Na manhã de sexta-feira (18/09/2026), manifestações de moradores de áreas de risco em São Paulo invadiram o trecho da Linha 12-Safira que liga Engenheiro Goulart ao Tatuapé. Os participantes bloquearam os trilhos com garrafas, caixas e barricadas, impedindo a passagem de trens. A CPTM alterou a operação, deixando os trens circularem em um único trilho, o que gerou atrasos significativos.

Impacto no transporte

A interrupção interessou cerca de 15 mil passageiros, segundo relatos da Sirius e de usuários que comentaram no Twitter. A CPTM culpou o “vandalismo e bloqueio de trilhos” e mandou equipes de segurança patrimonial chegar ao local. Durante a paralisação de 1h30, os trens foram forçados a seguir em via única entre Engenheiro Goulart e Tatuapé.

Resposta das autoridades

A Prefeitura de São Paulo e o Ministério das Comunicações se posicionaram rapidamente, convocando equipes de protetividade urbana para conter a situação.

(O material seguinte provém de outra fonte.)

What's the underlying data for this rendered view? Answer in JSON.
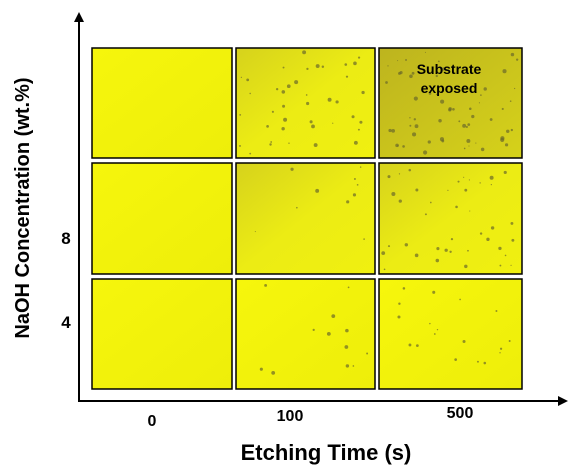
{
  "axes": {
    "y_label": "NaOH Concentration (wt.%)",
    "x_label": "Etching Time (s)",
    "y_ticks": [
      "8",
      "4"
    ],
    "x_ticks": [
      "0",
      "100",
      "500"
    ]
  },
  "annotation": {
    "lines": [
      "Substrate",
      "exposed"
    ]
  }
}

O prefeito anunciou apoio às famílias em discussão de moradia, ressaltando que a mobilização buscava chamar atenção para a falta de habitação em bairros de periferia.

Retomada da linha

A CPTM voltou a circular normalmente à 09h15, após três blocos reestabelecerem a rota completa. O serviço continua com monitoramento reforçado e novas medidas de segurança foram anunciadas para impedir futuros bloqueios.

Por que isso importa?

O episódio expõe a tensão entre exigências sociais e o funcionamento dos serviços públicos. Além de atrasar o transporte de milhares de pessoas, o protesto trouxe à tona a falta de moradia digna em áreas de risco da capital.

O que esperar?

As autoridades prometem continuar dialogando com organizações comunitárias. A CPTM recorde que a segurança do tráfego ferroviário permanece prioridade e que medidas preventivas serão amplificadas.